Here we have Eddie Brock, now living in San Francisco after getting the ax by The Daily Bugle in New York. This bit of exposition is the closest we have to a connection with Spider-Man as Peter Parker’s job is as a photographer for that paper. The intrepid reporter goes over the line when handling what should be a cookie-cutter profile on Carlton Drake (Riz Ahmed), CEO of the Life Foundation, an outfit regarded for its advances in bio-engineering. Brock loses his job and his girl, Anne (Michelle Williams), who dumps him as he contributed to her firing from a law firm.
So Brock, Drake, and Anne. All that’s missing is Venom, the alien creature brought to earth, now chilling inside Drake’s labs – until one of the R&D doc’s develops a conscience and convinces Eddie to do a story on the human experiments being done at the Life Foundation. Eddie gets too close to the story and becomes the story when symbiosis occurs. Hello, Venom.

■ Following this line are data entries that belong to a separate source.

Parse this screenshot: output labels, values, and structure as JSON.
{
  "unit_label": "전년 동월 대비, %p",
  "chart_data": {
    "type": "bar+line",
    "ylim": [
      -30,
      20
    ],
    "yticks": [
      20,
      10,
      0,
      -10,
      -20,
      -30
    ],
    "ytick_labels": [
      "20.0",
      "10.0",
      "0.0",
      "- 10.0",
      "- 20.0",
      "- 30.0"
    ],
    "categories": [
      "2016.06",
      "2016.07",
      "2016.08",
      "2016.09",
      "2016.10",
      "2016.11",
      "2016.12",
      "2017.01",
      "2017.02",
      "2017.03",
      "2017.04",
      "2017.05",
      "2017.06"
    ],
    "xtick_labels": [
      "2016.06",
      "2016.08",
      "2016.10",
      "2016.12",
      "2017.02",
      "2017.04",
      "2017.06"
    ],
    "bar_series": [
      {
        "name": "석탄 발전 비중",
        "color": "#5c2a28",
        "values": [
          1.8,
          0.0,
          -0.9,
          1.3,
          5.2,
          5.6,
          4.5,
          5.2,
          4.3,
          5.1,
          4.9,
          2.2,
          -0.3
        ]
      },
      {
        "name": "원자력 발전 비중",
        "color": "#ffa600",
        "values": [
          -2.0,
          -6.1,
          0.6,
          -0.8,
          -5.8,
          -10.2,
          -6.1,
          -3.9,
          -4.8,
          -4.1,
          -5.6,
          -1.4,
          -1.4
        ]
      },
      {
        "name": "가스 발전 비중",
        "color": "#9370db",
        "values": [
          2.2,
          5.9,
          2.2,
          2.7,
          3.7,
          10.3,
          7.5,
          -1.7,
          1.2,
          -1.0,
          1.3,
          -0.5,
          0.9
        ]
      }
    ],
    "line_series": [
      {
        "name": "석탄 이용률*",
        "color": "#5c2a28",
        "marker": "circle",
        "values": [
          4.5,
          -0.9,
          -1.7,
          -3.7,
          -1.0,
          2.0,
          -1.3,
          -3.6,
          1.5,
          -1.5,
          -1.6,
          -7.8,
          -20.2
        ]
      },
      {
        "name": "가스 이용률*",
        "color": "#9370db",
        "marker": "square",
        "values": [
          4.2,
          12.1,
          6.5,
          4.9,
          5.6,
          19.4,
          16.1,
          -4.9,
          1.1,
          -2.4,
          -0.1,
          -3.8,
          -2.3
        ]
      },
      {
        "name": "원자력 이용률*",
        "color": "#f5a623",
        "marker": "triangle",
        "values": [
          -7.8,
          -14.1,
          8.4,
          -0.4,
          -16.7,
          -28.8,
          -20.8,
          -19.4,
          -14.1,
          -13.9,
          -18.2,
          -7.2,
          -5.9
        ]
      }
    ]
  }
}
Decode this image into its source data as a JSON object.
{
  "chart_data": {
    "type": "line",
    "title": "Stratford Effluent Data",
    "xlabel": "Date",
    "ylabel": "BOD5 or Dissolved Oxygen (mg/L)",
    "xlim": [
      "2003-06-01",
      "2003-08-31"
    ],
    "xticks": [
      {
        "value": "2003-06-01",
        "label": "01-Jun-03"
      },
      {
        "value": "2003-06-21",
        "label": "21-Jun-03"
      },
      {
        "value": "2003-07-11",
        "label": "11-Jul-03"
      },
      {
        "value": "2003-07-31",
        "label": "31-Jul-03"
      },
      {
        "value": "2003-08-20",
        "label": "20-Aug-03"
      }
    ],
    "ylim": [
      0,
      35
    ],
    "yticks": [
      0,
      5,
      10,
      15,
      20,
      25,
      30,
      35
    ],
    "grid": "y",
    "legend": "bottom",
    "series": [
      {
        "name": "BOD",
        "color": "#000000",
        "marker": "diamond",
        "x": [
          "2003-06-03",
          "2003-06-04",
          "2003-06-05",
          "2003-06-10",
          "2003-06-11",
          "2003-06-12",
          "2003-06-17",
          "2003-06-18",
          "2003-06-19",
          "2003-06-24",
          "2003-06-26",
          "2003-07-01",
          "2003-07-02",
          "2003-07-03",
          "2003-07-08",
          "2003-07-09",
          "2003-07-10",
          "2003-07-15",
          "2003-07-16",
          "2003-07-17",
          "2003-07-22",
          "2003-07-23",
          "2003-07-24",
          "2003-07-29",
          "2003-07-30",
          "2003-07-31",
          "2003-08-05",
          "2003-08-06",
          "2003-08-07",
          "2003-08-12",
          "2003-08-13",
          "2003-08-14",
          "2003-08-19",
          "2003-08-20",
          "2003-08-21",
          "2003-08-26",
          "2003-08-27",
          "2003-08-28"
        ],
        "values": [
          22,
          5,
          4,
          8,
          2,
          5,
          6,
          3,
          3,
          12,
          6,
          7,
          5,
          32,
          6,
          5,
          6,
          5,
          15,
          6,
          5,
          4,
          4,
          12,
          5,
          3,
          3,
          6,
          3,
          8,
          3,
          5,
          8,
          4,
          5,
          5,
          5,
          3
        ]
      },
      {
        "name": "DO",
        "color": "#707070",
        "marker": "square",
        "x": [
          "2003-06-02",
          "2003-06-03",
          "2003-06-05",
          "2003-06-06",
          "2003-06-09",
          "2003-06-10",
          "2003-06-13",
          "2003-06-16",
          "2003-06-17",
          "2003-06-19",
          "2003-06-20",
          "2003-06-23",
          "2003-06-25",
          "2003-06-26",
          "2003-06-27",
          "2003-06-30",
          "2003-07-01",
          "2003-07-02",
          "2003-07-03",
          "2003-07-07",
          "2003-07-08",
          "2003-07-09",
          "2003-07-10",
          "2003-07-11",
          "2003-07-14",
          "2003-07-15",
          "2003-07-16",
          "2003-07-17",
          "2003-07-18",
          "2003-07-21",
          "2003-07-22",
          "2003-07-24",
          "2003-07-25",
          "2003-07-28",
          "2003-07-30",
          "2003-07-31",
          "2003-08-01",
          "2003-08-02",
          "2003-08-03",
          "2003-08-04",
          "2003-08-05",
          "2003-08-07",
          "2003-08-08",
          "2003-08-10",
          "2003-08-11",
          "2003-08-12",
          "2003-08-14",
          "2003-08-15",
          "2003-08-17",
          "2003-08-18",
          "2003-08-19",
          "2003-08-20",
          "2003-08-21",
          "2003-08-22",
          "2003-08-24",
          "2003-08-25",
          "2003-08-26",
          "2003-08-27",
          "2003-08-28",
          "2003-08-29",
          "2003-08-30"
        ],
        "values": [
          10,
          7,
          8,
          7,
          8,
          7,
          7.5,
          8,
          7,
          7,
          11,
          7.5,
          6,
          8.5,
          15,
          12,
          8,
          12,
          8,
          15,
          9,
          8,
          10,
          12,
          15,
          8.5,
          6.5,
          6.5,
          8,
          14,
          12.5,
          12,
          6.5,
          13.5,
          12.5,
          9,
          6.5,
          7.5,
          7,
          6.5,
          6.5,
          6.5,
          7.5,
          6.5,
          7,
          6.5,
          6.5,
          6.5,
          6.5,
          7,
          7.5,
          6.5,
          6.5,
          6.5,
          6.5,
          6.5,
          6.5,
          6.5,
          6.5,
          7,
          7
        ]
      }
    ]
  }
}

The interplay between Hardy struggling to control his body and not give in to the inner-thought desires of Venom (hungry for tater tots and chocolate?) are okay. Then things take a turn when Venom becomes a more tangible beast showing Eddie what he can do in the presence of armed henchmen inside his San Francisco rat trap apartment. The group has come to collect the specimen for Drake and are systematically devoured (some literally) before the action spills outside to an auto chase.
Working with Darren Aronofsky’s longtime cinematographer Matthew Libatique should have been a plus. But most of the action is at night and the image suffers. The chase through the streets of San Francisco should have been a set piece highlight but becomes convoluted with Venom’s black phlegm exterior. Just wait until the final battle between Brock and Drake – you know it’s going to happen. I was getting flashbacks to the special effects pornography of Michael Bay’s Transformers movies mixed with Scarlett Johansson in Under the Skin.
Dumpster fire? Horrible mess? Trainwreck seems a most appropriate descriptor for Venom. Tom Hardy’s commitment to character is to be applauded but everything around him goes off the rails. Hardy has a physicality about him that makes him tough and timid, a perfect human specimen for Venom. The movie as a whole, though, is regrettably forgettable.
Stay through the credits and you’ll see a cameo of Venom’s next adversary, if a sequel ever manifests. No offense, Tom, but your madcap antics as Venom are cheeky at best. Ditch the madcap and get mad again. Mad Max style.